パウエルFRB議長の捜査終結=後任ウォーシュ氏就任に進展―米



【ワシントン時事】米首都ワシントンのピロ連邦検事は24日、SNSへの投稿で、連邦準備制度理事会(FRB)本部改修工事を巡るパウエル議長への刑事捜査打ち切りを発表した。パウエル氏の議長任期は来月15日まで。捜査は、後任としてトランプ大統領が指名したウォーシュ元理事の新議長就任に向けて障害になっていたが、FRBの新体制発足へ進展しそうだ。

FRB内部の不正などを調べる監察総監に本部改修工事費が膨らんだ背景について調査を委ねた。ピロ氏は「包括的な報告の早期提出を期待するとともに、解決に役立つものだと確信している」と表明。一方、新たな事実が判明すれば、「捜査再開をためらわない」とくぎを刺した。
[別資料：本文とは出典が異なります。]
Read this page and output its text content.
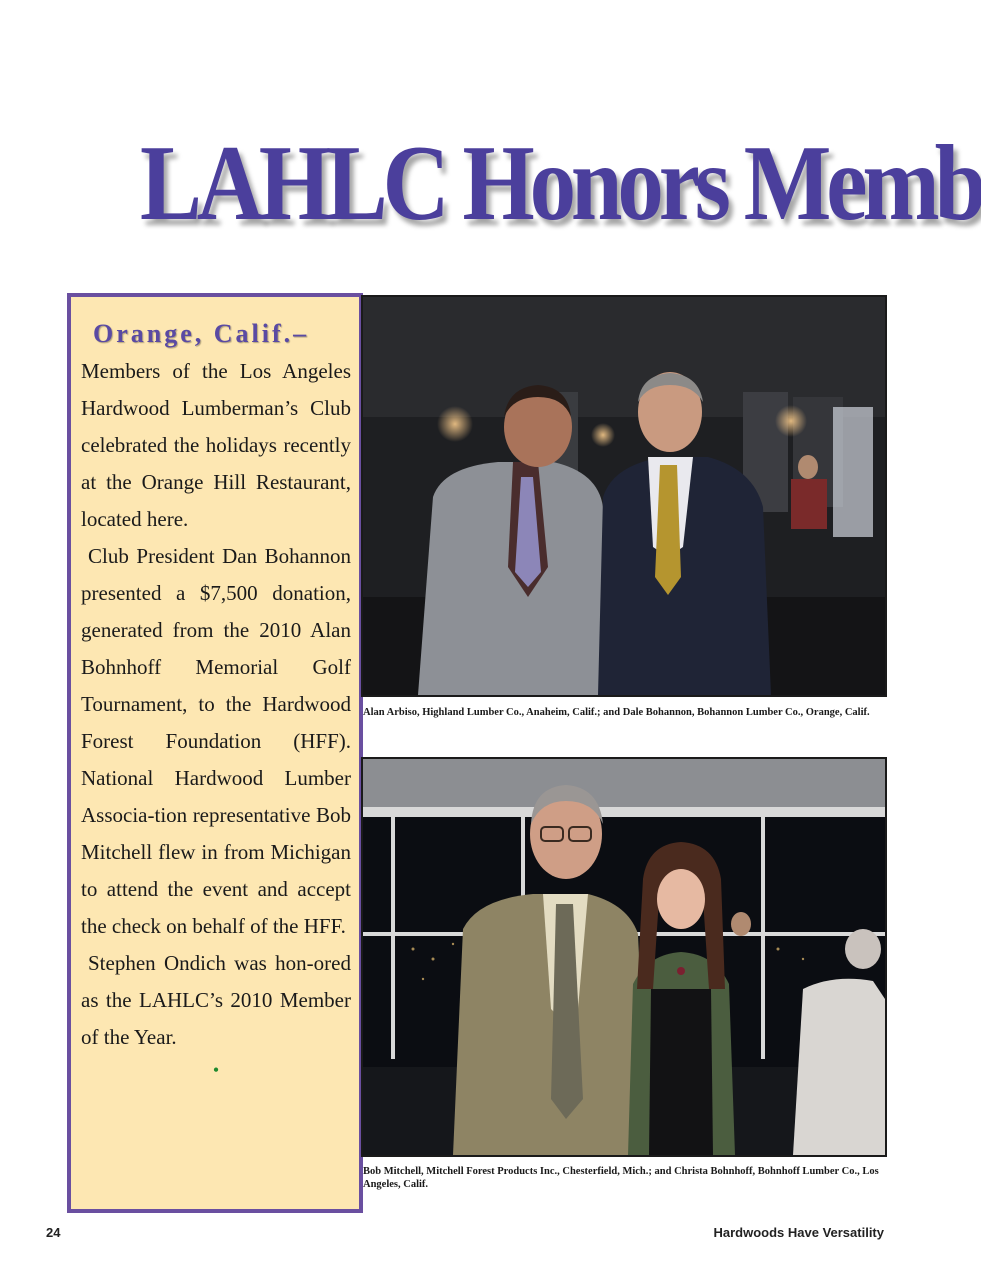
LAHLC Honors Memb
Orange, Calif.–

Members of the Los Angeles Hardwood Lumberman’s Club celebrated the holidays recently at the Orange Hill Restaurant, located here.

Club President Dan Bohannon presented a $7,500 donation, generated from the 2010 Alan Bohnhoff Memorial Golf Tournament, to the Hardwood Forest Foundation (HFF). National Hardwood Lumber Associa-tion representative Bob Mitchell flew in from Michigan to attend the event and accept the check on behalf of the HFF.

Stephen Ondich was hon-ored as the LAHLC’s 2010 Member of the Year.

•
Alan Arbiso, Highland Lumber Co., Anaheim, Calif.; and Dale Bohannon, Bohannon Lumber Co., Orange, Calif.
Bob Mitchell, Mitchell Forest Products Inc., Chesterfield, Mich.; and Christa Bohnhoff, Bohnhoff Lumber Co., Los Angeles, Calif.
24	Hardwoods Have Versatility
トランプ政権は、約19億ドル(約3000億円)だったFRB本部改修工事費の膨張を問題視。司法省はこれまで、工事費用の超過を巡り議会で虚偽の証言をした疑いがあるとしてパウエル氏を捜査対象としてきた。だが、連邦地裁は先月、「政府は証拠を一切、提示していない」などと断じ、捜査の正当性を否定していた。

大胆な利下げを志向するトランプ氏は、要求を受け入れないパウエル氏を公然と批判。議長解任をちらつかせるなど、露骨な圧力をかけ続けた。これに対してパウエル氏は、自身に対する捜査について、利下げを迫る「口実」に過ぎないと反論。FRBの独立性が大きく揺らぐ事態に発展した。